A couple of years ago, when Coldplay’s Chris Martin was going through a divorce from the actress Gwyneth Paltrow and feeling down, a friend gave him a book to lift his spirits. It was a collection of poetry by Jalaluddin Rumi, the thirteenth-century Persian poet, translated by Coleman Barks.
“It kind of changed my life,” Martin said later, in an interview.
A track from Coldplay’s most recent album features Barks reciting one of the poems: “This being human is a guest house / Every morning a new arrival / A joy, a depression, a meanness, / some momentary awareness comes / as an unexpected visitor.”
Rumi has helped the spiritual journeys of other celebrities—Madonna, Tilda Swinton—some of whom similarly incorporated his work into theirs.
Aphorisms attributed to Rumi circulate daily on social media, offering motivation. “If you are irritated by every rub, how will you ever get polished,” one of them goes. Or, “Every moment I shape my destiny with a chisel. I am a carpenter of my own soul.”
Barks’s translations, in particular, are shared widely on the Internet; they are also the ones that line American bookstore shelves and are recited at weddings.
Rumi is often described as the best-selling poet in the United States. He is typically referred to as a mystic, a saint, a Sufi, an enlightened man.
Curiously, however, although he was a lifelong scholar of the Quran and Islam, he is less frequently described as a Muslim.
The words that Martin featured on his album come from Rumi’s “Masnavi,” a six-book epic poem that he wrote toward the end of his life.

A seventeenth-century illustration for Rumi’s epic poem 'Masnavi.'
Its fifty thousand lines are mostly in Persian, but they are riddled with Arabic excerpts from Muslim scripture; the book frequently alludes to Quranic anecdotes that offer moral lessons.
Fatemeh Keshavarz, a professor of Persian studies at the University of Maryland, said that Rumi probably had the Quran memorized, given how often he drew from it in his poetry.
Rumi himself described the “Masnavi” as “the roots of the roots of the roots of religion”—meaning Islam—“and the explainer of the Quran.” And yet little trace of the religion exists in the translations that sell so well in the United States.

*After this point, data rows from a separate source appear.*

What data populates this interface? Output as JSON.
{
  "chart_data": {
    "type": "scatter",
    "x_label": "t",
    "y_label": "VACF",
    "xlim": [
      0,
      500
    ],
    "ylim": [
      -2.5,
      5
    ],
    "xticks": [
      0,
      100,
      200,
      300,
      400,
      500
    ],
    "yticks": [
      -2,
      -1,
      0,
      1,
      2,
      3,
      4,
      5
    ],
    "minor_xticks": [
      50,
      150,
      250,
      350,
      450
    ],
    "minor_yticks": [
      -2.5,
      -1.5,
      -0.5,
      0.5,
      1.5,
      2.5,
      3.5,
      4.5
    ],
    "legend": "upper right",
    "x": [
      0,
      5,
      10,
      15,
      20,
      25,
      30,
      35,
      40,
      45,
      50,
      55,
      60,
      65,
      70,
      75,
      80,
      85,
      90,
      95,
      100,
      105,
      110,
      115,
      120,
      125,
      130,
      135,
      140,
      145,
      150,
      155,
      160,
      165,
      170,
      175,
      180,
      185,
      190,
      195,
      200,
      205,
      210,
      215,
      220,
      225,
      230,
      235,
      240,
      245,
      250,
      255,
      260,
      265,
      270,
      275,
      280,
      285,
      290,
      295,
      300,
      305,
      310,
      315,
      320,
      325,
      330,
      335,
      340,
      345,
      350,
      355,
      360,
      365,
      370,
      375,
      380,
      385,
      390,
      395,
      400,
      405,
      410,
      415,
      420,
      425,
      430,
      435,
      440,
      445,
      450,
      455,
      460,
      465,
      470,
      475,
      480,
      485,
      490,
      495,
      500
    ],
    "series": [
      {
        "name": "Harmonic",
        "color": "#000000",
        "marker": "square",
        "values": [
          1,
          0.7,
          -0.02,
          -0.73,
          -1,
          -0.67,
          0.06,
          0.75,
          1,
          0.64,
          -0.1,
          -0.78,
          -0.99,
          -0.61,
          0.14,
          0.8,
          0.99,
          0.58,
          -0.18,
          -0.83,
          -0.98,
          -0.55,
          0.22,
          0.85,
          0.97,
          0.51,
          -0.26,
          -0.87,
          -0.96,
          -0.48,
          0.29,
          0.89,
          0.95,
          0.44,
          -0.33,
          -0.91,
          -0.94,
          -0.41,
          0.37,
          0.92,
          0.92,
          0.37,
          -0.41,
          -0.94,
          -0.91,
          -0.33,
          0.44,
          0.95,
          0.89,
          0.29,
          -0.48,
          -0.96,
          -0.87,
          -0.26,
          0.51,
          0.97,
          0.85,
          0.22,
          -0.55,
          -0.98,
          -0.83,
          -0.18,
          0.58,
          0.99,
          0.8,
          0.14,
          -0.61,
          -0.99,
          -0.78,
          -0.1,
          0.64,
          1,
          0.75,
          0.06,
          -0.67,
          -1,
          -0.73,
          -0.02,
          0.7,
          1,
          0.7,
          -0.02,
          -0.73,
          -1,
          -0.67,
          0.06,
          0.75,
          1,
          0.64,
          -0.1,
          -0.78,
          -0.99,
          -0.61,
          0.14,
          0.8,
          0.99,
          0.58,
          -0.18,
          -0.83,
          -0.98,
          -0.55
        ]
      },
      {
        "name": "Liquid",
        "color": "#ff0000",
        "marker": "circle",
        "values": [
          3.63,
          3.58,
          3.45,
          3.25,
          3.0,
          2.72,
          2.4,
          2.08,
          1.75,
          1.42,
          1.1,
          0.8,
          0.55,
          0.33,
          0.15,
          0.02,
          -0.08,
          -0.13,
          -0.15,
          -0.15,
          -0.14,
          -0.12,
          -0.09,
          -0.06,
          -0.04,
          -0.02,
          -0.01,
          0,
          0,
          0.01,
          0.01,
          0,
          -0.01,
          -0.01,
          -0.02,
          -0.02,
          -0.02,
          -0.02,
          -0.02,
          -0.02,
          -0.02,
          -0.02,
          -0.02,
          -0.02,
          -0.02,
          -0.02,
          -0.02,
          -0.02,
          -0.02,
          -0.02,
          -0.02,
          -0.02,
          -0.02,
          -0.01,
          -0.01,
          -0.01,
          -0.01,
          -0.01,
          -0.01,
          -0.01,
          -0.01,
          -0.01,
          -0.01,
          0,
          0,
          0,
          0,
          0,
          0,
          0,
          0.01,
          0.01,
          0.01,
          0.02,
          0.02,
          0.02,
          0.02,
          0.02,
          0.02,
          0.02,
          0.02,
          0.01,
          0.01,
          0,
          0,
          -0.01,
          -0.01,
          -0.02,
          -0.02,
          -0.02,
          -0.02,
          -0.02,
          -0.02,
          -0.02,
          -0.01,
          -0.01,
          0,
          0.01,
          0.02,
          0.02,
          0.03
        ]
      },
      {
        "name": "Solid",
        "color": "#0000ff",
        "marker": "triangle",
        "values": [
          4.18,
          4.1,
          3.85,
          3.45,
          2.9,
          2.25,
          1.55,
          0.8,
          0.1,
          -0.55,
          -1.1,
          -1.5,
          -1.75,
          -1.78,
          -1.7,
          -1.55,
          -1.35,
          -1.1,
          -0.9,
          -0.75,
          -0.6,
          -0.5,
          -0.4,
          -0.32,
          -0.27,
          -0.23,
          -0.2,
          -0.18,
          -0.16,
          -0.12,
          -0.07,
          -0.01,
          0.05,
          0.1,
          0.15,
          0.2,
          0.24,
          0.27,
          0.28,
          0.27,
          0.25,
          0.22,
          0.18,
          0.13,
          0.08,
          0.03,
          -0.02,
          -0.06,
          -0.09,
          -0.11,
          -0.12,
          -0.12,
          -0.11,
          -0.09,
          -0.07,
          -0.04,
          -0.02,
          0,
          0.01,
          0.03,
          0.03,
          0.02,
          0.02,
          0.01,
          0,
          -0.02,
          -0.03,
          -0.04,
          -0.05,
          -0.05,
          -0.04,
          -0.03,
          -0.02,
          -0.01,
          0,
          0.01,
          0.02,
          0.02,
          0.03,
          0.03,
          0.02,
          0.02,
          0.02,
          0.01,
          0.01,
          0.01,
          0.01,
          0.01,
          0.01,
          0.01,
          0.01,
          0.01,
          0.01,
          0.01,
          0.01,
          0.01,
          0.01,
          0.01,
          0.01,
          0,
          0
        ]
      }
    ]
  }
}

“The Rumi that people love is very beautiful in English, and the price you pay is to cut the culture and religion,” Jawid Mojaddedi, a scholar of early Sufism at Rutgers, said.
Rumi was born in the early thirteenth century, in what is now Afghanistan. He later settled in Konya, in present-day Turkey, with his family.

Statue of Rumi in Buca, Turkey.
His father was a preacher and religious scholar, and he introduced Rumi to Sufism. Rumi continued his theological education in Syria, where he studied the more traditional legal codes of Sunni Islam, and later returned to Konya as a seminary teacher.
It was there that he met an elder traveler, Shams-i-Tabriz, who became his mentor. The nature of the intimate friendship between the two is much debated, but Shams, everyone agrees, had a lasting influence on Rumi’s religious practice and his poetry.
In a new biography of Rumi, “Rumi’s Secret,” Brad Gooch describes how Shams pushed Rumi to question his scriptural education, debating Quranic passages with him and emphasizing the idea of devotion as finding oneness with God.
Rumi would come to blend the intuitive love for God that he found in Sufism with the legal codes of Sunni Islam and the mystical thought he learned from Shams.